All of Michigan was surveyed from an initial point near its southern border. A jog in the baseline causes this to be a double Initial Point, the only one in the country. The two points are on the same north/south meridian, but are 935 feet apart (in surveyor terms, 14.18 chains—one chain is 66 feet). This discrepancy is the result of an error detected after the surveys east of the meridian had been completed, between the years 1815 and 1824, but before the surveys west of the meridian were begun.
In 1974, the Initial Points were monumented with twenty-foot wide concrete discs by the Michigan Society of Land Surveyors, which had plans for building a surveying museum at the site. This never happened. The northern Initial Point is in a swamp which has undermined the concrete disc.
The large descriptive medallion on top of the north Initial Point has been stolen.
It was replaced with a simple survey marker erected by the county.
The stepped commemorative disc at the southern Initial Point has weathered better.
The metal plate here resembles the one missing from the northern monument, and indicates the meridian, running north/south, and the west baseline, emerging to the left (west) from the meridian.

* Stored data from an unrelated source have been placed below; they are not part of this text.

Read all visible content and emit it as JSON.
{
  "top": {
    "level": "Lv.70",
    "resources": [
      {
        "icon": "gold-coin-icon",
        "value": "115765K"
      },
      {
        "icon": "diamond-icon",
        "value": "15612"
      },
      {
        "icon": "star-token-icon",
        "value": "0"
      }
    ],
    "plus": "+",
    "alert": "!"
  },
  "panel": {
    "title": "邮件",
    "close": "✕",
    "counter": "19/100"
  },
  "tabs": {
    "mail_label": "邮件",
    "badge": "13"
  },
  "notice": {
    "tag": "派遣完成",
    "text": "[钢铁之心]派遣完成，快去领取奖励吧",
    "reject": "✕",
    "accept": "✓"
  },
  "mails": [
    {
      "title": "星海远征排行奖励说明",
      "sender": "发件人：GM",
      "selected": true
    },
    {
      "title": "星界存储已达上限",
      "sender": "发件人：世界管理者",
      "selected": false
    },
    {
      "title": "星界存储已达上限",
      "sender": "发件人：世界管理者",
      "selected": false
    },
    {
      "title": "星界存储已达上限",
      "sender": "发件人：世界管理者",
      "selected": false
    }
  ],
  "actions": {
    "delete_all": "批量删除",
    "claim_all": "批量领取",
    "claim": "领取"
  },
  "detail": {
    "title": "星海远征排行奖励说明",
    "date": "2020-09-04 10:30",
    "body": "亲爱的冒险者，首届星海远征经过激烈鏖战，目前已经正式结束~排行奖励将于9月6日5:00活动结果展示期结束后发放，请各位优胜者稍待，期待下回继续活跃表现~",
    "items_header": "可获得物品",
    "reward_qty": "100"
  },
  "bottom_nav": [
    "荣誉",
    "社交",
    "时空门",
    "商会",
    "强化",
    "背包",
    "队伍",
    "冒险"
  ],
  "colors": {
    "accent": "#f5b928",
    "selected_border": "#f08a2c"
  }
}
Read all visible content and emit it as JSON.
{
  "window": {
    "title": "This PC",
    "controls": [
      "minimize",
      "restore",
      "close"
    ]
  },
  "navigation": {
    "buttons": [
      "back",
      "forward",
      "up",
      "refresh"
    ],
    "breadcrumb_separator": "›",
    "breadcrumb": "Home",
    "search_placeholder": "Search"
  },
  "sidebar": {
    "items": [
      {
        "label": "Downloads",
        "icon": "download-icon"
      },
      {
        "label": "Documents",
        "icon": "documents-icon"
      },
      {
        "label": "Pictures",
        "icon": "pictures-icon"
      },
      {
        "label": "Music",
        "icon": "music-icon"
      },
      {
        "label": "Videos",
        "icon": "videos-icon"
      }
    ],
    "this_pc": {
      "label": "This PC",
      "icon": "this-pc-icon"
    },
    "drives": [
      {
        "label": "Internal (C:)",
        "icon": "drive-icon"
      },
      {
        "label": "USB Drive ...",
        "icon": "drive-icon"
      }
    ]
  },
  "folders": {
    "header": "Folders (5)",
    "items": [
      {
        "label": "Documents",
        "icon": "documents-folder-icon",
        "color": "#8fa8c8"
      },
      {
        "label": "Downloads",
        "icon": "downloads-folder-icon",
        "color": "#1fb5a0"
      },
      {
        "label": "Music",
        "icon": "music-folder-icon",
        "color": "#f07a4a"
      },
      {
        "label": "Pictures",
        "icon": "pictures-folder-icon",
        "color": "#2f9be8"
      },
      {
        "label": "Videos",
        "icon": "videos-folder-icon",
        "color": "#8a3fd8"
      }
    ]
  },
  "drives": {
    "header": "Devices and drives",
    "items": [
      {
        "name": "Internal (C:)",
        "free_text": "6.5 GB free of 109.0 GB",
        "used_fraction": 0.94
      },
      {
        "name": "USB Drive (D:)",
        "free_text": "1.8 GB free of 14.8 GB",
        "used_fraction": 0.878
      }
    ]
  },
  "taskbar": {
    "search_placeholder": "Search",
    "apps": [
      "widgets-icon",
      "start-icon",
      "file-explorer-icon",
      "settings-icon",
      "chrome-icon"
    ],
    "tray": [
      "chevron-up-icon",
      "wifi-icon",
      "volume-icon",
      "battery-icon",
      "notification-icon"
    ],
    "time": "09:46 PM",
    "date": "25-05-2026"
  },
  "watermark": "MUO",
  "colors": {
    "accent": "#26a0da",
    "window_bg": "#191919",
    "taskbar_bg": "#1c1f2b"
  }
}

Even the non-contiguous Upper Peninsula was surveyed from the Michigan Meridian, starting at the double Initial Point in southern Michigan, and a small stretch of northern Ohio too.
The north/south jog in the otherwise east/west county line in the center of the map above is the 935 foot correction made to the baseline in 1824. The northern corner was the Initial Point for the surveys east of the meridian, and the lower corner was the Initial Point for surveys west of the meridian.